Being born in the early 80s, I was among the first group of kids ever given a participation trophy. And let me tell you: We all knew they were bullshit, and more importantly, we didn’t give them to ourselves.

Who gave us those trophies? Did we demand them? Did we cry until we got one? No!

Not a single one of us I saw raised one of these worthless pieces of metal in the air in triumph and proclaimed victory. We all of us, went home after receiving those lies, knowing that if all of us got a trophy, a trophy meant exactly nothing.

So were the trophies really meant for us? Were we really the unique snowflakes who would riot if we weren’t given recognition for doing absolutely nothing?

No, judgy older folks. These trophies weren’t for us. They were for you.

Now thankfully, my parents, as embarrassing as they were, as all parents are and should be, from time to time, didn’t indulge in this particular behavior.

But I saw these parents, as a kid. You probably did to. Have you ever seen a bumper sticker proudly proclaiming “My kid is an honor student at whatever high-school?” Do you think their children demanded that bumper sticker be put on that car? Or were those parents the ones who needed coddling all along?

Those parents couldn’t stand the idea that their kid wasn’t the best. That their offspring wasn’t the pinnacle of accomplishment.

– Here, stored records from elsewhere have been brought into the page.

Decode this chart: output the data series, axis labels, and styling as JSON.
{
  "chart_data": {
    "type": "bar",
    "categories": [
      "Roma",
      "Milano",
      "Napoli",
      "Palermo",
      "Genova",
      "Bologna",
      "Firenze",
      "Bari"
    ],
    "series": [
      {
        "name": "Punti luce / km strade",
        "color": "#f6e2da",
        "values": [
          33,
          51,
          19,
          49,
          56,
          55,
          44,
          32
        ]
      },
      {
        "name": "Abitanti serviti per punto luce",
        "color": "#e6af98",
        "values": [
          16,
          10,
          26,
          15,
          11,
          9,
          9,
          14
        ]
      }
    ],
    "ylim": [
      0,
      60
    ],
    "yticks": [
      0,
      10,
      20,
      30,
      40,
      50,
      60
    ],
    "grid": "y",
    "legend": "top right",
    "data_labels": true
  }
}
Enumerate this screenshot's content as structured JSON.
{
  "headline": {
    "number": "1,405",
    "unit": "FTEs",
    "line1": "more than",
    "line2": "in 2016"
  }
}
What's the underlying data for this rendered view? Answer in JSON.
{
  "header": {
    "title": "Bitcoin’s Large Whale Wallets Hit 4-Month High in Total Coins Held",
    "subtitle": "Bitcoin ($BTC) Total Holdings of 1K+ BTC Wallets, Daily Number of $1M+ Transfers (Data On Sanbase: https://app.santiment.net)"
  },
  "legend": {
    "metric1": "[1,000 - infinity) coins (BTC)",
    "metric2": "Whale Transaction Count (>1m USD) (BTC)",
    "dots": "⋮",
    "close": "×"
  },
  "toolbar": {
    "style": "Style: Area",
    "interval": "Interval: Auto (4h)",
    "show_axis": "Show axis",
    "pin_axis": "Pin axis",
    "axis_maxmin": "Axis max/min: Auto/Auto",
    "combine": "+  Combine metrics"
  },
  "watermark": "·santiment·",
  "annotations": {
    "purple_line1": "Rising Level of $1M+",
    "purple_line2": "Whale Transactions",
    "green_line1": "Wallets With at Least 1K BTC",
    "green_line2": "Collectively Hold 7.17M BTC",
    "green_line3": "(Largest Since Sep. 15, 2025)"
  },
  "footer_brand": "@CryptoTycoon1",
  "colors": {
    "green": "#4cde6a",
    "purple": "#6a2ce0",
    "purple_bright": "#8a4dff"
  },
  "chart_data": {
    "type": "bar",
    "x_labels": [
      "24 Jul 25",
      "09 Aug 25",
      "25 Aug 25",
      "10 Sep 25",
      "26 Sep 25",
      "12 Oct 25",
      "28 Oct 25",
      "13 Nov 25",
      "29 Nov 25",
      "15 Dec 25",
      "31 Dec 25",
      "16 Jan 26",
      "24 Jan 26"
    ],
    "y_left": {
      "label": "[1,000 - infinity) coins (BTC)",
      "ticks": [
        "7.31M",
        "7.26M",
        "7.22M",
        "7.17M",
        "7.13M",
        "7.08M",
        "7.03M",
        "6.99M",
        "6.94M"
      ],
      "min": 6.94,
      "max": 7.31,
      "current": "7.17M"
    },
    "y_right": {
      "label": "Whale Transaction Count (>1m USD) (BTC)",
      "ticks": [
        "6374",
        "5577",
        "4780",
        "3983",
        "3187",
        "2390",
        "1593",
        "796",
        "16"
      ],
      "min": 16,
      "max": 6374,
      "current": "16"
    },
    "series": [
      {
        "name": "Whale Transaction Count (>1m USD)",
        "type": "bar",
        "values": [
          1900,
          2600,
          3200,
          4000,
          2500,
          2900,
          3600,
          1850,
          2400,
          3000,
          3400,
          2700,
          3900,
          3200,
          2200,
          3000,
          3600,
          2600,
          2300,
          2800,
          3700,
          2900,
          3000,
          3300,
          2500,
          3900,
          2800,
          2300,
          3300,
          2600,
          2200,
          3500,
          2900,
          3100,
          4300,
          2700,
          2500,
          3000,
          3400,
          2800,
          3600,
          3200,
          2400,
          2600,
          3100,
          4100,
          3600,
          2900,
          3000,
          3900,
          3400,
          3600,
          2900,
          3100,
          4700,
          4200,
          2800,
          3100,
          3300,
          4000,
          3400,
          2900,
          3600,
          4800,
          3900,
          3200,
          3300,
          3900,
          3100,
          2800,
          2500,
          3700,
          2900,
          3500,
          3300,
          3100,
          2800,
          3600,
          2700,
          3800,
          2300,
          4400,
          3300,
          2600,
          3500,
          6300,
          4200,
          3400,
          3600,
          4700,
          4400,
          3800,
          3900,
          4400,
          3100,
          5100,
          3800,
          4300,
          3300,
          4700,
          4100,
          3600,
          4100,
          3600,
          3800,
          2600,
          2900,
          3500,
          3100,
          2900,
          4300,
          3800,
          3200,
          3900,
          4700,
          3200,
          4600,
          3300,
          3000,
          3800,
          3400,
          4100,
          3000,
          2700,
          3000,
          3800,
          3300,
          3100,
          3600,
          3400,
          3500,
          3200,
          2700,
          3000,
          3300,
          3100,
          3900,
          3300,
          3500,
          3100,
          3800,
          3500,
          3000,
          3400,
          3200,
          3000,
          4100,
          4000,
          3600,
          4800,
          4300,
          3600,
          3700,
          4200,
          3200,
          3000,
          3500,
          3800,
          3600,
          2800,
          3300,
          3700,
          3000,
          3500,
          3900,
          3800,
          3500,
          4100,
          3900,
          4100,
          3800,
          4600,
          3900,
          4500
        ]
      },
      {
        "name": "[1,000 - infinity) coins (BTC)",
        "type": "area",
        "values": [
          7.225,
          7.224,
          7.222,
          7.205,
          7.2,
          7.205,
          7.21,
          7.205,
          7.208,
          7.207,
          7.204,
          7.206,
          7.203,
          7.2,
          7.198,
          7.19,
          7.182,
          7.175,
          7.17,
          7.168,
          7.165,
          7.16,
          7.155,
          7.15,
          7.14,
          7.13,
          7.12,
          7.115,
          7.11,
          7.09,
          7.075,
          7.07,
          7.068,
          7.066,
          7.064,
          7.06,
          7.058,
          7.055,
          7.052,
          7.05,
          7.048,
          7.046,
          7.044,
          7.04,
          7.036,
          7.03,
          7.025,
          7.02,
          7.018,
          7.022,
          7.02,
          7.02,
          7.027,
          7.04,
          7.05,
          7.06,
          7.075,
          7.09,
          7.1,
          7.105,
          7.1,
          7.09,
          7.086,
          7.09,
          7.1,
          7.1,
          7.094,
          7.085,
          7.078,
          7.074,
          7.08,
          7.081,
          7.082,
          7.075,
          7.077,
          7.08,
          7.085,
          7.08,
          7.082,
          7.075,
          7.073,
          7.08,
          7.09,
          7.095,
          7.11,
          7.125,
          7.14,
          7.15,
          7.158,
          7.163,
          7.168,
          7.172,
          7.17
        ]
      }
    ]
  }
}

And so we started giving trophies to everybody. Not because the children demanded them— y’know, the eleven-year-olds who are known to be so even-tempered and eloquent as to achieve such a thing from adult institutions.

No. Those trophies existed because parents, too ego-driven to accept the fact that their kid wasn’t the best kid, in this minor way that didn’t actually matter? Were the best.

So you can say the millennials grew up entitled all you want, but I’ve worked with that generation, on plenty of films, and not a single damn one of them expected an award just for participating.

In fact, the only trophy I have ever received in my life that meant a damn to me was given to me by a film director named Justin Robert Vinall, who was 20 years old at the time I was his assistant director on a little film called Buried State, his second feature film. 20 years old, he was. Second feature-length film.

Look at this thing. Skull crackin’ motherfucker. Y’know why it says that?


And yeah, I’m never gonna’ win an Oscar or an Emmy, or even a Webby, probably, but knowing I earned the respect of a man damn-near half my age for actual hard work that I actually did, earns this trophy a place in my studio with the company of exactly zero of my other trophies, which don’t even sit in a cardboard box next to some Ninja Turtles toys. Because I knew they meant nothing and I threw them away.

None of us thinks we should have somethin’ for nothin’. We’re only proud of what we earned. Older folks have been blaming the generation behind them for their ils since time immemorial. So from this embittered man to the generation behind me, you’re doin’ just fine. Don’t listen to these jerks.

For Sofa Justice Warriors, I’m Joe. BLAHBLAHBLAH.